Most commonly, we see patients who are 35 and older. At and above that age, women have a higher risk of a pregnancy affected by chromosome abnormalities. Other factors include a family history of a genetic condition, an abnormal screening test or abnormal ultrasound findings.
What sorts of tests are we talking about, and how early can they be conducted?
As early as 10 weeks into a pregnancy, we can draw a blood sample from an expecting mother and identify genetic information that tells us whether this is a pregnancy that is at high risk for Down syndrome, or Trisomy 18, or a variety of other conditions. We are also able to perform chorionic villus sampling, which is conducted in the first trimester. During that test, our maternal-fetal medicine physician takes a sampling of cells from the placenta, which can tell us whether this baby may have a chromosomal condition or other genetic conditions. Additional blood work or ultrasounds can expand our knowledge. If warranted, we can also conduct other invasive tests, such as amniocentesis in the second trimester, on the basis of these early testing results.

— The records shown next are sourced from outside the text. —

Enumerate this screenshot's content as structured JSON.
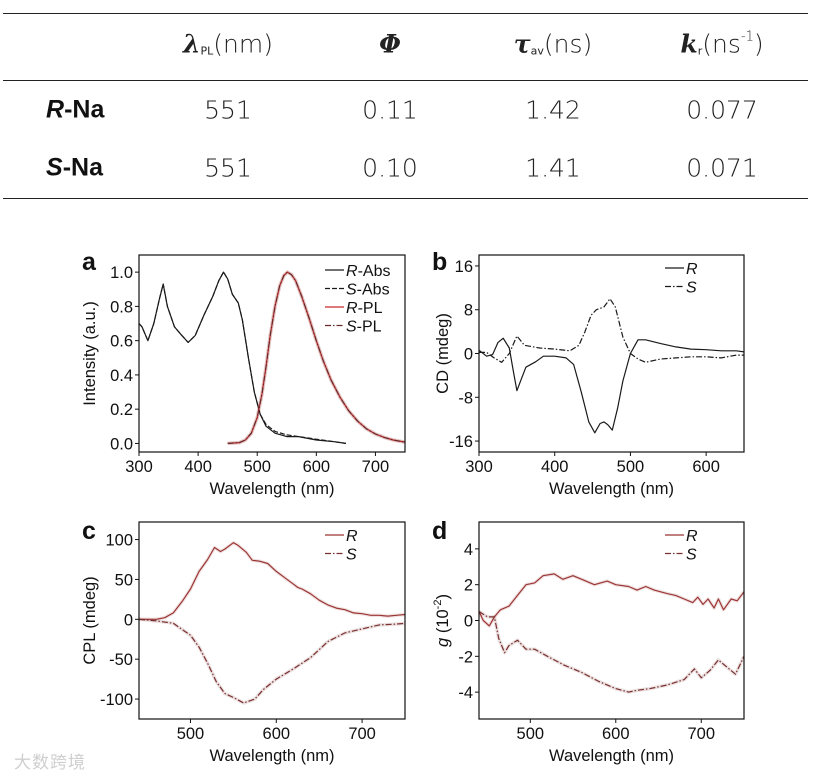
{
  "table": {
    "headers": [
      {
        "sym": "λ",
        "sub": "PL",
        "unit": "(nm)",
        "sup": ""
      },
      {
        "sym": "Φ",
        "sub": "",
        "unit": "",
        "sup": ""
      },
      {
        "sym": "τ",
        "sub": "av",
        "unit": "(ns",
        "sup": "",
        "close": ")"
      },
      {
        "sym": "k",
        "sub": "r",
        "unit": "(ns",
        "sup": "-1",
        "close": ")"
      }
    ],
    "rows": [
      {
        "label_italic": "R",
        "label_rest": "-Na",
        "values": [
          "551",
          "0.11",
          "1.42",
          "0.077"
        ]
      },
      {
        "label_italic": "S",
        "label_rest": "-Na",
        "values": [
          "551",
          "0.10",
          "1.41",
          "0.071"
        ]
      }
    ]
  },
  "watermark": "大数跨境",
  "colors": {
    "black": "#1a1a1a",
    "red": "#cc2a2a",
    "darkred": "#9b3535"
  },
  "chart_data": [
    {
      "panel": "a",
      "type": "line",
      "xlabel": "Wavelength (nm)",
      "ylabel": "Intensity (a.u.)",
      "xlim": [
        300,
        750
      ],
      "ylim": [
        -0.05,
        1.1
      ],
      "xticks": [
        300,
        400,
        500,
        600,
        700
      ],
      "xtick_labels": [
        "300",
        "400",
        "500",
        "600",
        "700"
      ],
      "yticks": [
        0,
        0.2,
        0.4,
        0.6,
        0.8,
        1.0
      ],
      "ytick_labels": [
        "0.0",
        "0.2",
        "0.4",
        "0.6",
        "0.8",
        "1.0"
      ],
      "legend_position": "top-right",
      "series": [
        {
          "name_italic": "R",
          "name_rest": "-Abs",
          "color": "#1a1a1a",
          "style": "solid",
          "x": [
            300,
            305,
            315,
            325,
            335,
            341,
            348,
            360,
            370,
            383,
            395,
            410,
            425,
            435,
            443,
            450,
            458,
            468,
            475,
            485,
            495,
            505,
            515,
            530,
            550,
            570,
            600,
            630,
            650
          ],
          "y": [
            0.7,
            0.68,
            0.6,
            0.7,
            0.85,
            0.93,
            0.8,
            0.68,
            0.64,
            0.59,
            0.63,
            0.75,
            0.86,
            0.95,
            1.0,
            0.96,
            0.87,
            0.82,
            0.72,
            0.5,
            0.3,
            0.17,
            0.1,
            0.06,
            0.04,
            0.04,
            0.02,
            0.01,
            0.0
          ]
        },
        {
          "name_italic": "S",
          "name_rest": "-Abs",
          "color": "#1a1a1a",
          "style": "dash",
          "x": [
            300,
            305,
            315,
            325,
            335,
            341,
            348,
            360,
            370,
            383,
            395,
            410,
            425,
            435,
            443,
            450,
            458,
            468,
            475,
            485,
            495,
            505,
            515,
            530,
            550,
            570,
            600,
            630,
            650
          ],
          "y": [
            0.7,
            0.68,
            0.6,
            0.7,
            0.85,
            0.93,
            0.8,
            0.68,
            0.64,
            0.59,
            0.63,
            0.75,
            0.86,
            0.95,
            1.0,
            0.96,
            0.87,
            0.82,
            0.72,
            0.5,
            0.3,
            0.17,
            0.11,
            0.07,
            0.05,
            0.04,
            0.025,
            0.01,
            0.0
          ]
        },
        {
          "name_italic": "R",
          "name_rest": "-PL",
          "color": "#cc2a2a",
          "style": "solid",
          "x": [
            450,
            470,
            480,
            490,
            500,
            508,
            515,
            522,
            530,
            538,
            545,
            551,
            558,
            565,
            575,
            588,
            600,
            612,
            625,
            640,
            655,
            670,
            685,
            700,
            715,
            730,
            750
          ],
          "y": [
            0,
            0.005,
            0.02,
            0.06,
            0.15,
            0.29,
            0.45,
            0.63,
            0.8,
            0.92,
            0.98,
            1.0,
            0.985,
            0.95,
            0.86,
            0.73,
            0.6,
            0.48,
            0.37,
            0.27,
            0.19,
            0.13,
            0.085,
            0.055,
            0.035,
            0.02,
            0.008
          ]
        },
        {
          "name_italic": "S",
          "name_rest": "-PL",
          "color": "#6a2a2a",
          "style": "dashdot",
          "x": [
            450,
            470,
            480,
            490,
            500,
            508,
            515,
            522,
            530,
            538,
            545,
            551,
            558,
            565,
            575,
            588,
            600,
            612,
            625,
            640,
            655,
            670,
            685,
            700,
            715,
            730,
            750
          ],
          "y": [
            0,
            0.005,
            0.02,
            0.06,
            0.15,
            0.29,
            0.45,
            0.63,
            0.8,
            0.92,
            0.98,
            1.0,
            0.985,
            0.95,
            0.86,
            0.73,
            0.6,
            0.48,
            0.37,
            0.27,
            0.19,
            0.13,
            0.085,
            0.055,
            0.035,
            0.02,
            0.008
          ]
        }
      ]
    },
    {
      "panel": "b",
      "type": "line",
      "xlabel": "Wavelength (nm)",
      "ylabel": "CD (mdeg)",
      "xlim": [
        300,
        650
      ],
      "ylim": [
        -18,
        18
      ],
      "xticks": [
        300,
        400,
        500,
        600
      ],
      "xtick_labels": [
        "300",
        "400",
        "500",
        "600"
      ],
      "yticks": [
        -16,
        -8,
        0,
        8,
        16
      ],
      "ytick_labels": [
        "-16",
        "-8",
        "0",
        "8",
        "16"
      ],
      "legend_position": "top-right",
      "series": [
        {
          "name_italic": "R",
          "name_rest": "",
          "color": "#1a1a1a",
          "style": "solid",
          "x": [
            300,
            310,
            318,
            325,
            332,
            340,
            345,
            350,
            355,
            362,
            375,
            385,
            400,
            415,
            425,
            435,
            445,
            453,
            460,
            465,
            470,
            476,
            483,
            490,
            500,
            510,
            520,
            540,
            560,
            580,
            600,
            620,
            640,
            650
          ],
          "y": [
            0.6,
            -0.5,
            -0.2,
            2,
            2.8,
            1,
            -3,
            -6.8,
            -5,
            -2.5,
            -1.5,
            -0.5,
            -0.5,
            -0.8,
            -2,
            -7,
            -12.5,
            -14.5,
            -12.8,
            -12.5,
            -13,
            -14,
            -10,
            -5,
            0,
            2.5,
            2.5,
            1.8,
            1.2,
            0.8,
            0.7,
            0.5,
            0.5,
            0.3
          ]
        },
        {
          "name_italic": "S",
          "name_rest": "",
          "color": "#1a1a1a",
          "style": "dashdot",
          "x": [
            300,
            310,
            320,
            330,
            340,
            350,
            360,
            380,
            400,
            420,
            432,
            440,
            448,
            455,
            465,
            473,
            480,
            490,
            500,
            510,
            520,
            540,
            560,
            580,
            600,
            620,
            640,
            650
          ],
          "y": [
            0.2,
            0.2,
            -0.8,
            -1.6,
            0,
            3.2,
            1.5,
            1,
            0.8,
            0.5,
            1.5,
            4,
            7,
            8,
            8.5,
            10,
            8.5,
            3,
            0,
            -1,
            -1.6,
            -1,
            -0.8,
            -0.6,
            -0.6,
            -0.8,
            -0.3,
            -0.3
          ]
        }
      ]
    },
    {
      "panel": "c",
      "type": "line",
      "xlabel": "Wavelength (nm)",
      "ylabel": "CPL (mdeg)",
      "xlim": [
        440,
        750
      ],
      "ylim": [
        -125,
        122
      ],
      "xticks": [
        500,
        600,
        700
      ],
      "xtick_labels": [
        "500",
        "600",
        "700"
      ],
      "yticks": [
        -100,
        -50,
        0,
        50,
        100
      ],
      "ytick_labels": [
        "-100",
        "-50",
        "0",
        "50",
        "100"
      ],
      "legend_position": "top-right",
      "series": [
        {
          "name_italic": "R",
          "name_rest": "",
          "color": "#9b3535",
          "style": "solid",
          "x": [
            440,
            460,
            470,
            480,
            490,
            500,
            510,
            520,
            528,
            535,
            540,
            550,
            555,
            565,
            572,
            580,
            590,
            600,
            610,
            620,
            625,
            630,
            640,
            650,
            660,
            670,
            680,
            690,
            700,
            710,
            720,
            730,
            740,
            750
          ],
          "y": [
            0,
            0,
            2,
            8,
            22,
            38,
            60,
            75,
            90,
            85,
            88,
            96,
            93,
            84,
            74,
            73,
            70,
            60,
            52,
            44,
            40,
            38,
            32,
            24,
            18,
            14,
            12,
            8,
            7,
            5,
            5,
            4,
            5,
            6
          ]
        },
        {
          "name_italic": "S",
          "name_rest": "",
          "color": "#7a3030",
          "style": "dashdot",
          "x": [
            440,
            460,
            480,
            500,
            510,
            520,
            530,
            540,
            550,
            562,
            575,
            585,
            600,
            620,
            630,
            640,
            650,
            660,
            680,
            700,
            720,
            740,
            750
          ],
          "y": [
            0,
            -2,
            -5,
            -20,
            -35,
            -55,
            -78,
            -93,
            -98,
            -105,
            -100,
            -88,
            -75,
            -62,
            -55,
            -48,
            -38,
            -28,
            -17,
            -12,
            -7,
            -6,
            -5
          ]
        }
      ]
    },
    {
      "panel": "d",
      "type": "line",
      "xlabel": "Wavelength (nm)",
      "ylabel_italic": "g",
      "ylabel_rest": " (10",
      "ylabel_sup": "-2",
      "ylabel_close": ")",
      "xlim": [
        440,
        750
      ],
      "ylim": [
        -5.5,
        5.5
      ],
      "xticks": [
        500,
        600,
        700
      ],
      "xtick_labels": [
        "500",
        "600",
        "700"
      ],
      "yticks": [
        -4,
        -2,
        0,
        2,
        4
      ],
      "ytick_labels": [
        "-4",
        "-2",
        "0",
        "2",
        "4"
      ],
      "legend_position": "top-right",
      "series": [
        {
          "name_italic": "R",
          "name_rest": "",
          "color": "#9b3535",
          "style": "solid",
          "x": [
            440,
            445,
            452,
            458,
            465,
            475,
            485,
            495,
            505,
            515,
            528,
            538,
            550,
            565,
            575,
            590,
            600,
            615,
            625,
            635,
            645,
            660,
            670,
            680,
            690,
            696,
            702,
            708,
            715,
            720,
            726,
            735,
            742,
            750
          ],
          "y": [
            0.5,
            0,
            -0.3,
            0.2,
            0.6,
            0.8,
            1.4,
            2,
            2.1,
            2.5,
            2.6,
            2.3,
            2.5,
            2.2,
            2,
            2.2,
            2,
            1.9,
            1.7,
            1.9,
            1.7,
            1.5,
            1.4,
            1.2,
            1,
            1.3,
            0.9,
            1.2,
            0.7,
            1.2,
            0.6,
            1.2,
            1.1,
            1.6
          ]
        },
        {
          "name_italic": "S",
          "name_rest": "",
          "color": "#7a3030",
          "style": "dashdot",
          "x": [
            440,
            450,
            458,
            463,
            470,
            475,
            485,
            495,
            505,
            520,
            540,
            560,
            580,
            600,
            615,
            625,
            640,
            660,
            680,
            692,
            700,
            710,
            720,
            730,
            740,
            750
          ],
          "y": [
            0.5,
            0.2,
            0.2,
            -1,
            -1.8,
            -1.4,
            -1.1,
            -1.6,
            -1.6,
            -2,
            -2.5,
            -2.9,
            -3.4,
            -3.8,
            -4,
            -3.9,
            -3.8,
            -3.6,
            -3.3,
            -2.7,
            -3.2,
            -2.8,
            -2.2,
            -2.6,
            -3,
            -2
          ]
        }
      ]
    }
  ]
}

How do you work with families whose unborn child has been diagnosed with a genetic condition?
As genetic counselors, our job is to help patients understand what can be expected from a baby with a specific genetic condition or birth defect, and how the patient can achieve the best outcome given the diagnosis. For instance, about half of the babies with Down syndrome will have a heart defect. Based on that information, the primary providers delivering that baby will know they may need to have other specialists present at the time of birth to ensure the health of the baby.
What is unique about our approach to genetic counseling?
Collaboration. I can’t do my job without all of our team. I can take family histories and interpret test results, but we need every piece of the puzzle—we need our scheduling staff, ultrasound techs, nursing staff and our maternal-fetal medicine physicians—to function well and help our families. The team approach allows us to provide comprehensive patient- and family-centered care.